Yuriko Urano et al. Metabolism. 2004 Nov.

Abstract

The effect of exercise training (9 weeks of running) on norepinephrine-induced inhibition of insulin secretion was examined in rat islets. Insulin secretions from islets in the presence of glucose (> or =5.5 mmol/L) were significantly lower in trained (TR) than in control rats (CR). Norepinephrine inhibited 5.5 mmol/L glucose-stimulated insulin secretions and cyclic adenosine monophosphate (cAMP) contents in a dose-dependent manner in CR. Norepinephrine (10 micromol/L)-induced inhibition of insulin secretion was reversed by the blockade of the alpha(2)-adrenergic receptor in CR, but not in TR. Exercise training substantially shifted the dose-dependent curve for clonidine-induced inhibition of insulin secretions and that of cAMP contents to the right. Exercise training did not alter the density of the alpha(2)-adrenergic receptor either per islet or per protein of islet crude membrane.

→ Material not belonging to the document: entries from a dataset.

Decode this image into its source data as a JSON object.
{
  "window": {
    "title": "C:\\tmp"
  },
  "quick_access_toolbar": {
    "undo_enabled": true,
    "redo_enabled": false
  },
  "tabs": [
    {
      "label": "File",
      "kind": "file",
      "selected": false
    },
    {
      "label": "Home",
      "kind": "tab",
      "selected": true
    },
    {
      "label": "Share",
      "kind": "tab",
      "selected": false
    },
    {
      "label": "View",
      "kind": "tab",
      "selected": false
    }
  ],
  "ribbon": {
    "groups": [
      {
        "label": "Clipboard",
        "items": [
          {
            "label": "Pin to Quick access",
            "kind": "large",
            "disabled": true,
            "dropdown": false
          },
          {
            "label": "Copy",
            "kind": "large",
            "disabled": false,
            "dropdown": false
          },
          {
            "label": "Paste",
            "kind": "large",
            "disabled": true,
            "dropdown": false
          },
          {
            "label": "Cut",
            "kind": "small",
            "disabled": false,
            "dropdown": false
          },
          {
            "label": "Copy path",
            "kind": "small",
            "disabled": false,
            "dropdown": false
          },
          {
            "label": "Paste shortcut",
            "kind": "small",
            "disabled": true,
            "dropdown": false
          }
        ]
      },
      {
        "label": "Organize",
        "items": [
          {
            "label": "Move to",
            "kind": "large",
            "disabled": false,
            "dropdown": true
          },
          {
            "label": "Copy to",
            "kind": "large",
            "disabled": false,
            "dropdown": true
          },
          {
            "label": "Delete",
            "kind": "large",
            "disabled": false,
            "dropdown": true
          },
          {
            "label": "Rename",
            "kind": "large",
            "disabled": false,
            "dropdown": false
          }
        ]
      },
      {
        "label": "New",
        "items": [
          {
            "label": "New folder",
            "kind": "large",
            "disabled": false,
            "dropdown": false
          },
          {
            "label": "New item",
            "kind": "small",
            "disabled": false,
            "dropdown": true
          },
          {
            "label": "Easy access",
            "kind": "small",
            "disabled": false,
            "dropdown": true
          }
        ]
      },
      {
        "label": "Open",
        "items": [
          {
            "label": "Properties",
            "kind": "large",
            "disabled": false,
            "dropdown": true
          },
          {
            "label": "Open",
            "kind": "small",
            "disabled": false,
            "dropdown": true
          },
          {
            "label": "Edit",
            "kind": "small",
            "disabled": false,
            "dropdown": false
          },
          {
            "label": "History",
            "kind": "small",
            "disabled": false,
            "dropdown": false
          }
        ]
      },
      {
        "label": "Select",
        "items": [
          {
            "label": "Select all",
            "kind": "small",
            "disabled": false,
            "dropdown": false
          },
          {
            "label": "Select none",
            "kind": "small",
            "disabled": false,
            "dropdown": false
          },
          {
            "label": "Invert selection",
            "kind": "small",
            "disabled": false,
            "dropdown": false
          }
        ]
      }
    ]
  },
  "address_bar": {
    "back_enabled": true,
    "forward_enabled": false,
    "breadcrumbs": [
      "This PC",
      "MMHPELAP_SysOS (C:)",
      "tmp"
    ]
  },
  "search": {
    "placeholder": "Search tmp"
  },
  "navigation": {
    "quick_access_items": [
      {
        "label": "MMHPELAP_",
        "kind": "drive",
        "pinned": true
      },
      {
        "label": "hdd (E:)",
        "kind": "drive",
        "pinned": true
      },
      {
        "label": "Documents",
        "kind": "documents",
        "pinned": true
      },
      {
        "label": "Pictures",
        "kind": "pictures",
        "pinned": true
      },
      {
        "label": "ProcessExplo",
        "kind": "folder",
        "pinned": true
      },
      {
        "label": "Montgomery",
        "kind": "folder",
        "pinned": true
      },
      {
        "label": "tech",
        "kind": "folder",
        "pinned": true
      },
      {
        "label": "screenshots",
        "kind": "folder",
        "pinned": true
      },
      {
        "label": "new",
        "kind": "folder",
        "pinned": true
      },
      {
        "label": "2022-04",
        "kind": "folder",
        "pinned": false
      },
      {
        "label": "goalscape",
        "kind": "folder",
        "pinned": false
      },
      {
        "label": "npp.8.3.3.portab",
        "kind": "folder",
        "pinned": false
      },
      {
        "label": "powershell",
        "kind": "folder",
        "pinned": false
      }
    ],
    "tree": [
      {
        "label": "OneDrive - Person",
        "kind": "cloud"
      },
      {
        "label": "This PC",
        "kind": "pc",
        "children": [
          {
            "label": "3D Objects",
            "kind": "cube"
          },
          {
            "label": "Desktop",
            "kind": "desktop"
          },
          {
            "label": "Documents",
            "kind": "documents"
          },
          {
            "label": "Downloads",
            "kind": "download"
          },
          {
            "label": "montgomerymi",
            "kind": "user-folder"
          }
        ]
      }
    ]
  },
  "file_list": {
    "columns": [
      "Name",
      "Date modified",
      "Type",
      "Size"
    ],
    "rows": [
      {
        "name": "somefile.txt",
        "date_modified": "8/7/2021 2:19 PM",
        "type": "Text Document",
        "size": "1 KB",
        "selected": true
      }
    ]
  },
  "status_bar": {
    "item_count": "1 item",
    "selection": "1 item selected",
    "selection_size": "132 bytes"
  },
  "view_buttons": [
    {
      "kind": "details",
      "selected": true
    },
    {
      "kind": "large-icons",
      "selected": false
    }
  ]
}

However, exercise training significantly reduced the protein expression of G alpha i-2 without change in G alpha i-2 mRNA. In CR but not in TR, norepinephrine significantly inhibited insulin secretions elicited by a combination of high glucose, a protein kinase C activator, and an adenylate cyclase activator under Ca(2+)-free conditions. Thus, exercise training appears to provoke a decreased expression of G alpha i-2 protein. This, at least in part, results in loss of the inhibitory effect of norepinephrine either on cAMP content or on insulin secretion at the post-calcium events in stimulus-secretion coupling, which, in turn, leads to the blunted inhibitory effects of norepinephrine on insulin secretion.